ENVIRONMENTAL groups have strongly opposed a plan by the Agriculture and Cooperatives Ministry to seek invocation of special powers under Article 44 of the post-coup interim charter to commence construction of the controversial Mae Wong dam in Nakhon Sawan province.
In a statement released by the 19 organisations yesterday, they said Agriculture and Cooperatives Minister General Chatchai Sarikulya wanted to implement a project that was against the government's reforestation campaign.
They also said the project was not in line with the water management plan suggested by the Seub Nakhasathien Foundation and the efforts by late environmentalist hero Seub to protect the forests.
Chatchai remarked on Friday that he would consider asking Prime Minister Prayut Chan-o-cha to use the ultimate power afforded him under Article 44 to make it easier to implement the project.
He said the move may be needed because it was hard to implement new water-management projects and farmers in Nakhon Sawan needed water.
Prime Minister Prayut, in his capacity as head of the National Council for Peace and Order, has the power to invoke Article 44 on behalf of the ruling junta.

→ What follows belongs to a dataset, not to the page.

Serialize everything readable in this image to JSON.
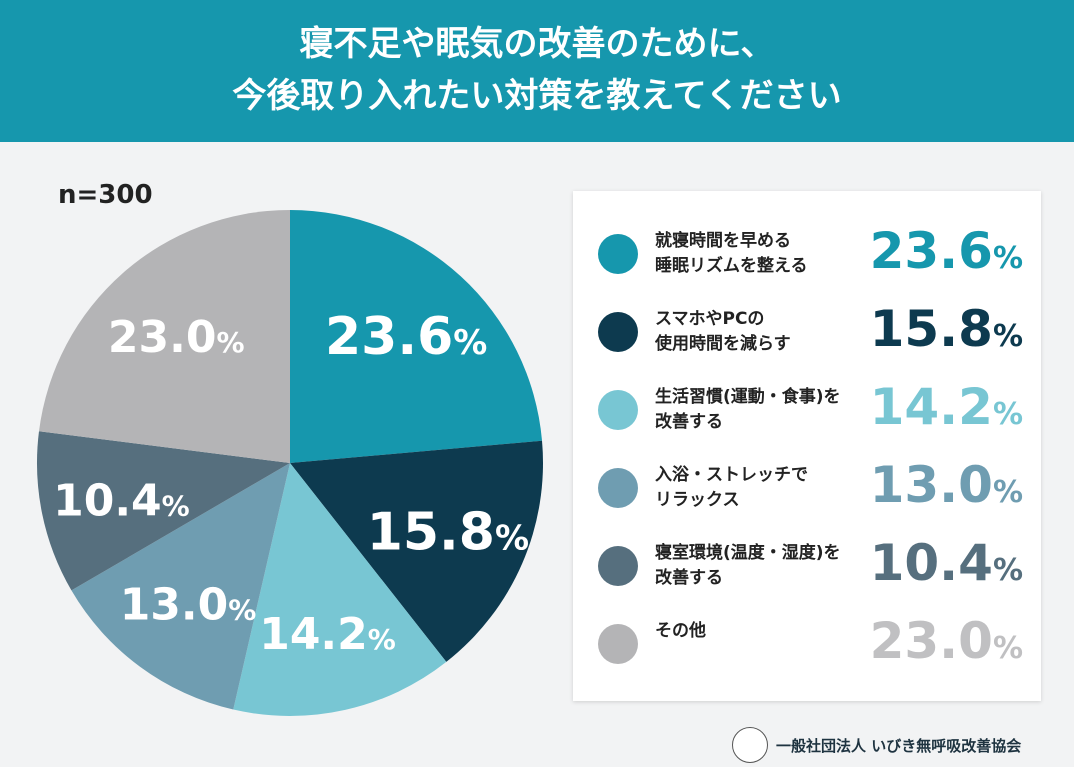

The environmental group said the project would affect a large area of pristine forest in the Mae Wong National Park and conflict with Seub's push to protect the Western Forest Complex.
"The water levels in the nearby Tab Salao and Klong Po damd are low and indicate that this is a rain-shadow area, so constructing another dam will not solve the water shortage problem," the groups said.
"Using Article 44 for this issue will set a precedent for other environmentally harmful projects to similarly use the special power for implementation," the groups said.
Sasin Chalermlarp, president of the Seub Nakhasathien Foundation and a prominent opponent of the Mae Wong dam, said in a Facebook post that he was ready to enlighten Chatchai on the project's shortcomings or he may march again in protest.
In 2013, Sasin marched from Nakhon Sawan to Bangkok to protest against plans to construct the dam, resulting in the project being shelved.
"I am not surprised that the minister has such an idea, because he only listened to one side [of the debate], the Royal Irrigation Department [RID], which has always pushed for this project. I am trying to reach him and give him the other point of view, but he has not bothered to hear me," the prominent activist said.
RID director-general Suthep Noipairoj said it was necessary to build the dam because Thailand did not have enough water.
"We are a seasonal country which has only around 100 days of rain [a year], so we have to build more water storage [facilities] to keep water for the rest of the year," Suthep said.
"Moreover, the site of the Mae Wong dam is perfect for building another dam because this river still does not have a major reservoir. Building this dam will benefit a lot of farmers in the area, who are currently relying only on natural precipitation."
He added that every development would have some negative side effects, but the country had to choose projects that had more positives than negatives and that applied to the Mae Wong dam.